Polish lawyers have expressed concerns that plans for a national register of people who have attempted suicide could “violate fundamental rights”, reports Rzeczpospolita.
They warn that the database, which would be set up in order to monitor and prevent future suicide attempts among those most at risk, could raise privacy issues, possibly compromising an individual’s dignity and family life. Experts also suggest this could add an extra burden to Poland’s already troubled and budget-starved mental health care system.
The resolution to work on the register was adopted on 10 April by a team working on suicide and depression prevention at the public health council of the health ministry.
They argue that it is a necessary measure because data on the mental health of newly admitted patients is often difficult to access, with doctors left unable to make quick assessments of the risk of suicide. This poses an even larger threat in patients with a history of mental health illness.
“As shown in scientific studies, but also the experience of psychiatrists, after an attempted suicide a person has an increased risk of making another attempt – and this can be a successful one,” Professor Piotr Gałecki, a national consultant in psychiatry, told Rzeczpospolita.
“If doctors knew about the earlier suicide attempts, they would most likely keep the patient in hospital for treatment, saving their life.”
But lawyers warn that the creation of a register of patients may present a privacy risk. The ministerial team later clarified that they do not believe the term “register” to be the most appropriate name for a collection of such sensitive data.
“It would be a public register – in addition to having a great potential for violating fundamental rights, especially for the protection of personal data, privacy, intimacy, dignity and family life,” said lawyer Paweł Litwiński, quoted by Rzeczpospolita.
According to Litwiński, extensive analysis should take place before such information is collected and made available. “It is necessary to prove that a register of suicide attempts would make it possible to save patients who are released from hospital from suicide,” he said.
Speaking to Wysokie Obcasy, psychiatrist Aleksandra Krasowska also expressed her scepticism at the plans.
“An attempted suicide is an act that can have very complex grounds,” she explains. “Information taken out of context may, in my opinion, worsen the patient’s situation instead of improving their safety. I do not know of any research indicating that the use of such registers improves patient safety.”
Krasowska added that the issue of retrieving data on patients’ past experiences should not be solved “at the expense of medical confidentiality”.

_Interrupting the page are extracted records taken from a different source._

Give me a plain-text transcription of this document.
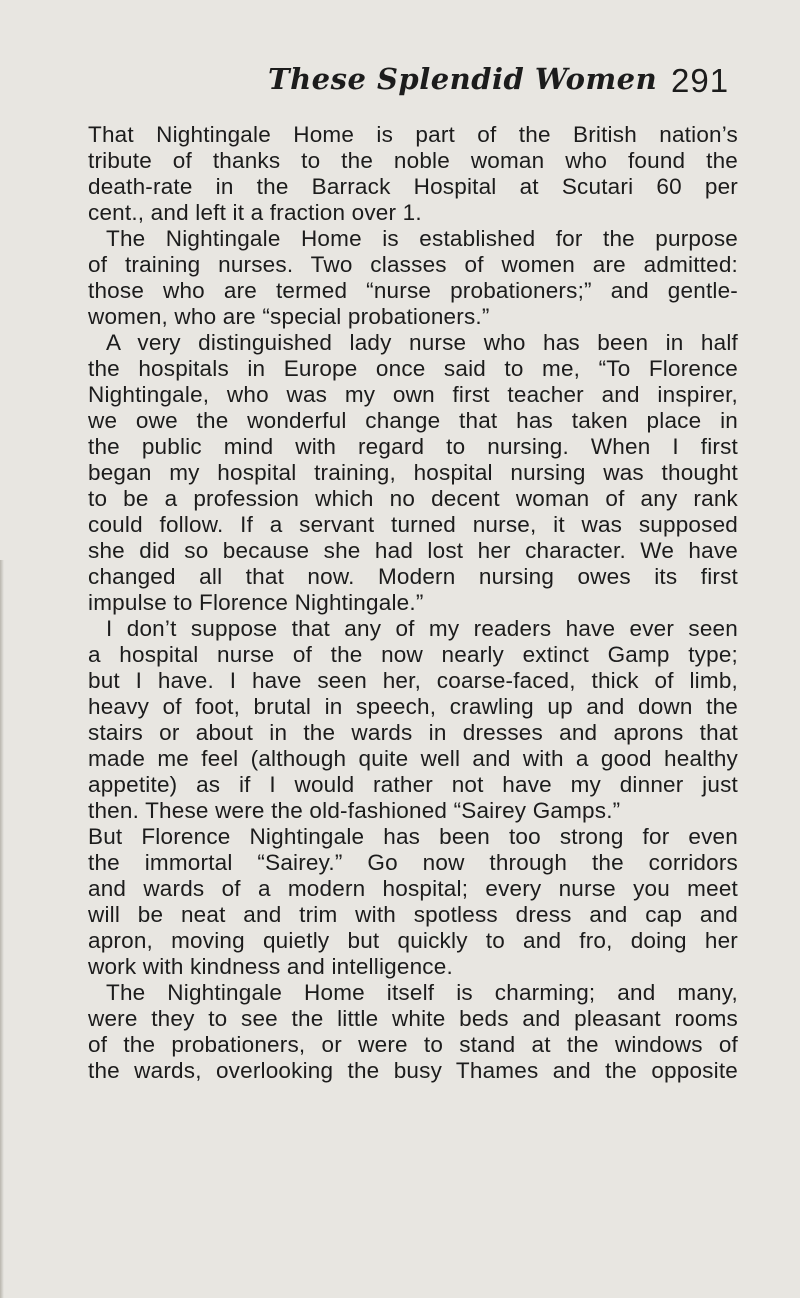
These Splendid Women 291
That Nightingale Home is part of the British nation’s
tribute of thanks to the noble woman who found the
death-rate in the Barrack Hospital at Scutari 60 per
cent., and left it a fraction over 1.
The Nightingale Home is established for the purpose
of training nurses. Two classes of women are admitted:
those who are termed “nurse probationers;” and gentle-
women, who are “special probationers.”
A very distinguished lady nurse who has been in half
the hospitals in Europe once said to me, “To Florence
Nightingale, who was my own first teacher and inspirer,
we owe the wonderful change that has taken place in
the public mind with regard to nursing. When I first
began my hospital training, hospital nursing was thought
to be a profession which no decent woman of any rank
could follow. If a servant turned nurse, it was supposed
she did so because she had lost her character. We have
changed all that now. Modern nursing owes its first
impulse to Florence Nightingale.”
I don’t suppose that any of my readers have ever seen
a hospital nurse of the now nearly extinct Gamp type;
but I have. I have seen her, coarse-faced, thick of limb,
heavy of foot, brutal in speech, crawling up and down the
stairs or about in the wards in dresses and aprons that
made me feel (although quite well and with a good healthy
appetite) as if I would rather not have my dinner just
then. These were the old-fashioned “Sairey Gamps.”
But Florence Nightingale has been too strong for even
the immortal “Sairey.” Go now through the corridors
and wards of a modern hospital; every nurse you meet
will be neat and trim with spotless dress and cap and
apron, moving quietly but quickly to and fro, doing her
work with kindness and intelligence.
The Nightingale Home itself is charming; and many,
were they to see the little white beds and pleasant rooms
of the probationers, or were to stand at the windows of
the wards, overlooking the busy Thames and the opposite
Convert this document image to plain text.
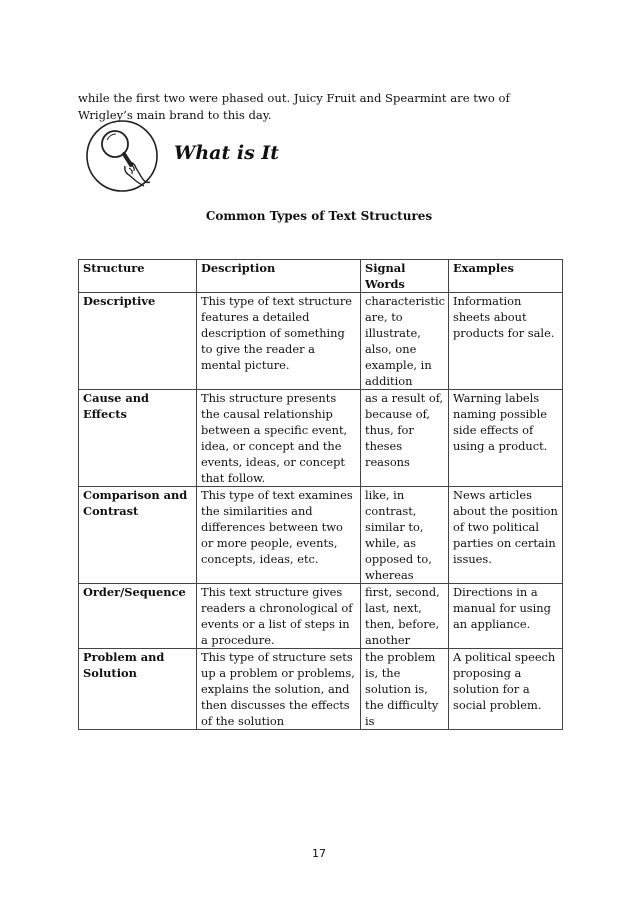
while the first two were phased out. Juicy Fruit and Spearmint are two of Wrigley’s main brand to this day.

What is It
Common Types of Text Structures
Structure	Description	Signal Words	Examples
Descriptive	This type of text structure features a detailed description of something to give the reader a mental picture.	characteristic are, to illustrate, also, one example, in addition	Information sheets about products for sale.
Cause and Effects	This structure presents the causal relationship between a specific event, idea, or concept and the events, ideas, or concept that follow.	as a result of, because of, thus, for theses reasons	Warning labels naming possible side effects of using a product.
Comparison and Contrast	This type of text examines the similarities and differences between two or more people, events, concepts, ideas, etc.	like, in contrast, similar to, while, as opposed to, whereas	News articles about the position of two political parties on certain issues.
Order/Sequence	This text structure gives readers a chronological of events or a list of steps in a procedure.	first, second, last, next, then, before, another	Directions in a manual for using an appliance.
Problem and Solution	This type of structure sets up a problem or problems, explains the solution, and then discusses the effects of the solution	the problem is, the solution is, the difficulty is	A political speech proposing a solution for a social problem.
17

“The fact that you have attempted suicide in the past does not mean that, at any given time, any person should be subjected to any actions, especially being forced to stay in a hospital, if there is no indication of suicide at that time,” she continued. Krasowska believes that instead the government should increase funding of the mental health care sector and improve access to psychiatrists.
In 2019, 5,255 people took their own lives in Poland, reports Rzeczpospolita, although experts claim that the real number of suicide attempts may be 10-15 times higher. The overwhelming majority – nearly 4,500 – were men, who are globally more likely to die by suicide than women. Recent Polish data also suggests that those most at risk include married people.
Psychiatrists also warn there may be increased numbers of people suffering from mental health illnesses in months to come, as the financial and emotional toll of the pandemic becomes more apparent.
Gałecki says this demonstrates the need for a national database of those who have previously attempted suicide. But he adds that it “should only be made available to certain persons or services directly involved in saving a person’s life or improving their health”, and could be protected with safeguarding. Its successful implementation, he says, would allow more effective care to be given to those in need in future.
The mental health care sector in Poland is in crisis, beset by years of insufficient monetary support, short staffing and an endemic stigma towards mental health illnesses.
With nine psychiatrists per 100,000 Poles, and chronic underfunding – the country spends just 3.7% of the entire amount available to its National Health Service on funding mental health care – patients have often been left waiting weeks or even months for appropriate help.
However, with increasing numbers suffering from mental health illnesses, grassroots initiatives have been springing up across Poland to shoulder some of the burden, particularly during the time of coronavirus. Residents of Warsaw’s Śródmieście district were able to make use of a specially designed helpline to support those thinking about suicide during lockdown, reports Gazeta Wyborcza, the first local government in Poland to launch such a service.
Meanwhile, another helpline, “Telefon Pogadania“, was set up in April, allowing those feeling lonely to phone in and have a normal human conversation.